06:20 On the other hand, Uber is not a sticky platform.
06:23 Why?
06:24 You want to change from Uber to Ola,
06:25 all it requires is one app.
06:27 You see, so in Uber, giving discounts
06:30 is not a smart strategy, whereas in Facebook,
06:33 getting people on for free is a smart strategy.
06:35 So we say there are two kinds of platforms,
06:37 those platforms where customers and suppliers
06:39 can switch easily, and those platforms
06:41 where switching is very hard and they are winner-take-all.

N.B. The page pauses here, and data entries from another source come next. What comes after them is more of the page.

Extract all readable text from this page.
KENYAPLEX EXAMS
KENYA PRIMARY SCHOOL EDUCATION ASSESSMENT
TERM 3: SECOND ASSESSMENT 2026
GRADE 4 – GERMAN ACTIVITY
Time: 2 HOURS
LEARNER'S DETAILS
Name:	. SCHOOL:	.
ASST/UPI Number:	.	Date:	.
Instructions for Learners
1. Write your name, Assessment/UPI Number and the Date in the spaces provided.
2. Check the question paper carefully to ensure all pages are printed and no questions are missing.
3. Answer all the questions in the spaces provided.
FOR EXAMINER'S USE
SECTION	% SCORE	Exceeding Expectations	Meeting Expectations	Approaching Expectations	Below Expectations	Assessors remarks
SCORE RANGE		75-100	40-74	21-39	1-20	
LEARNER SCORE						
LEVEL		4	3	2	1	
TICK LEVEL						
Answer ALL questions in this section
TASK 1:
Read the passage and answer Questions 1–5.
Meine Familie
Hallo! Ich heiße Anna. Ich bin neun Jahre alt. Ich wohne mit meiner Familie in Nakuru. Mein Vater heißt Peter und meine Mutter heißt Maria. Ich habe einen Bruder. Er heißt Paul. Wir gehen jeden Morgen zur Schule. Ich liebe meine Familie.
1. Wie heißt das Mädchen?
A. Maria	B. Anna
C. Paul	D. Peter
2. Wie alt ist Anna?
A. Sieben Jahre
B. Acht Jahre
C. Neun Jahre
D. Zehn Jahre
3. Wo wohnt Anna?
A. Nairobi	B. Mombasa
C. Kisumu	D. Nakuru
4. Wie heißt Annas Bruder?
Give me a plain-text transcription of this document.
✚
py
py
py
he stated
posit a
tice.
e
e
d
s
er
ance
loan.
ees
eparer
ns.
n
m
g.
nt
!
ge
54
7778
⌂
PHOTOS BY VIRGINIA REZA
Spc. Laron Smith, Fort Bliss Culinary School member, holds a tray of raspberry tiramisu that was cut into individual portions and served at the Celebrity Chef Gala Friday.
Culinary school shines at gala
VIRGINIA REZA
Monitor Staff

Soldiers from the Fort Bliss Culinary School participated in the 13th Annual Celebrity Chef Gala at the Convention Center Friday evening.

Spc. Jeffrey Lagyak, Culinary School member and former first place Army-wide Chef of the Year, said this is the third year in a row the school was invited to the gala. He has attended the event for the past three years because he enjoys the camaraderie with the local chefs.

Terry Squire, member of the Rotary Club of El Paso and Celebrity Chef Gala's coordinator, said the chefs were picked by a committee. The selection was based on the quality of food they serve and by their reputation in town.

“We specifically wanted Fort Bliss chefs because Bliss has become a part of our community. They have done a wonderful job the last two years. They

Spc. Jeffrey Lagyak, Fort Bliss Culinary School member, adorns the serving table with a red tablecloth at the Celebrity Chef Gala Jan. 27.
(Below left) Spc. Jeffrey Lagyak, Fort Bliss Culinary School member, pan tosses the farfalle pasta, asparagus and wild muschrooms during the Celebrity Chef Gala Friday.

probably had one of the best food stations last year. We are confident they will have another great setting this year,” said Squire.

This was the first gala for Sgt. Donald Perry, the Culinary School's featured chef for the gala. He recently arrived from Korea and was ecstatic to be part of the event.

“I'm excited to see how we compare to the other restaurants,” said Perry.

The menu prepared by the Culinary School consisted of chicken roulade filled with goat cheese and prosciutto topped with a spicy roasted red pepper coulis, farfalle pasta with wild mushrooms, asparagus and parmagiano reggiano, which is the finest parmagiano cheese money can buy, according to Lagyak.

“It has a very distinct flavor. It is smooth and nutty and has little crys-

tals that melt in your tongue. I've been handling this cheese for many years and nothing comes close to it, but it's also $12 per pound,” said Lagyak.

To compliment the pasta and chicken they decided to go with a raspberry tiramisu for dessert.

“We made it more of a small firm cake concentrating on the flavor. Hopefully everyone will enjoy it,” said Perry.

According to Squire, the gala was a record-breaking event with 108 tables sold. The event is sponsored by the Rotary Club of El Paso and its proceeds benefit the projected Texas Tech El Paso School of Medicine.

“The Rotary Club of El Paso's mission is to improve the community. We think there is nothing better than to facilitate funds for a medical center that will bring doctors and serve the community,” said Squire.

06:44 So Facebook is an example of a winner-take-all platform.
06:47 Uber is an example where both the driver
06:49 and the customer can switch with one app.
06:51 In fact, most drivers keep both apps,
06:53 and most customers have both apps on their phone.
06:55 So those platforms will find it very hard
06:57 to become profitable, and giving deep discounts initially
07:00 is not going to lead to any pot of gold at the end.